Une demande d’autorisation de séjour sur la base de l’article 9bis
vise les
circonstances exceptionnelles rendant impossible ou très difficile un retour dans le
pays d’origine pour introduire une demande de droit de séjour.
Une demande d’autorisation de séjour sur la base de l’article 9ter
vise les demandes
d’autorisation de séjour pour raisons
médicales.Laprocédure de régularisation médicale
vise à autoriser au séjour les étrangers qui sont réellement gravement malades lorsque
leur éloignement impliquerait des conséquences humanitaires inacceptables à savoir la
personne souffre d’une maladie dans un état tel qu’elle entraîne un risque réel pour sa
vie ou son intégrité physique ou un risque réel de traitement inhumain et dégradant
lorsqu’il n’existe aucun traitement adéquat dans son pays d’origine ou dans le pays où
elle séjourne.
La procédure d’autorisation de séjour pour raisons médicales (9 ter) se compose
de deux phases : l’examen de la recevabilité de la demande (il s’agit notamment
de l’examen de l’envoi par recommandé de la demande, de la preuve suffisante de
l’identité du demandeur, de la vérification de la présence du certificat médical type et
de la conformité de ce certificat aux conditions fixées par la loi, etc…) et l’examen au
fond de la demande.
Ces catégories d’étrangers peuvent-elles prétendre au droit à l’aide sociale ?

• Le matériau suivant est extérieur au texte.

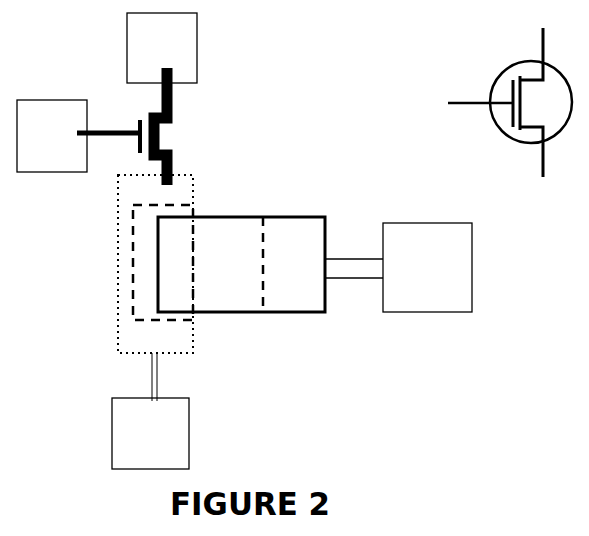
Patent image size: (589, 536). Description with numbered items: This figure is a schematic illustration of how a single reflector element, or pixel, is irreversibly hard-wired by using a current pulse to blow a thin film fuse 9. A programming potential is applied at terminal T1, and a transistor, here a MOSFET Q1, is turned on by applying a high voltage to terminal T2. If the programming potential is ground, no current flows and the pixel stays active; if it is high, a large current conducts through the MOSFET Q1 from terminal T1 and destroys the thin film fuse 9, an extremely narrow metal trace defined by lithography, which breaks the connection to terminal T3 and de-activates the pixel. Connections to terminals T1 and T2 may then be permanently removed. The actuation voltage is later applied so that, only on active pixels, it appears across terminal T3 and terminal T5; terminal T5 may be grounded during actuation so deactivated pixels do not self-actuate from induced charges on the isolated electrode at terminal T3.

The thin film fuse 9 is at (168, 375).
The terminal T1 is at (162, 48).
The terminal T2 is at (77, 136).
The terminal T3 is at (207, 264).
The terminal T5 is at (292, 346).
The MOSFET Q1 is at (356, 105).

Pour répondre à cette question, il y a lieu de distinguer les quatre situations suivantes :
• L’étranger
en cours
de procédure d’autorisation de séjour
9bis
:
Pendant l’examen de cette demande d’autorisation de séjour, on ne peut pas
prétendre à l’aide sociale.
• L’étranger
autorisé
au séjour sur la base de l’article
9bis
:
Le droit à l’aide sociale s’ouvre lorsqu’une décision positive a été prise par
l’Office des Etrangers sauf s’il s’agit d’une personne autorisée au séjour sur la
base de l’article 9bis en raison d’un permis B ou d’une carte professionnelle.
Lorsqu’il s’agit d’un étranger qui a obtenu une autorisation de séjour sur la base
de l’article 9bis en raison d’un permis B ou d’une carte professionnelle, bien
qu’il ait obtenu une décision positive à sa demande d’autorisation de séjour, il
ne peut pas prétendre à l’aide sociale (y compris l’aide médicale urgente) avant
l’obtention d’un droit de séjour illimité (carte B).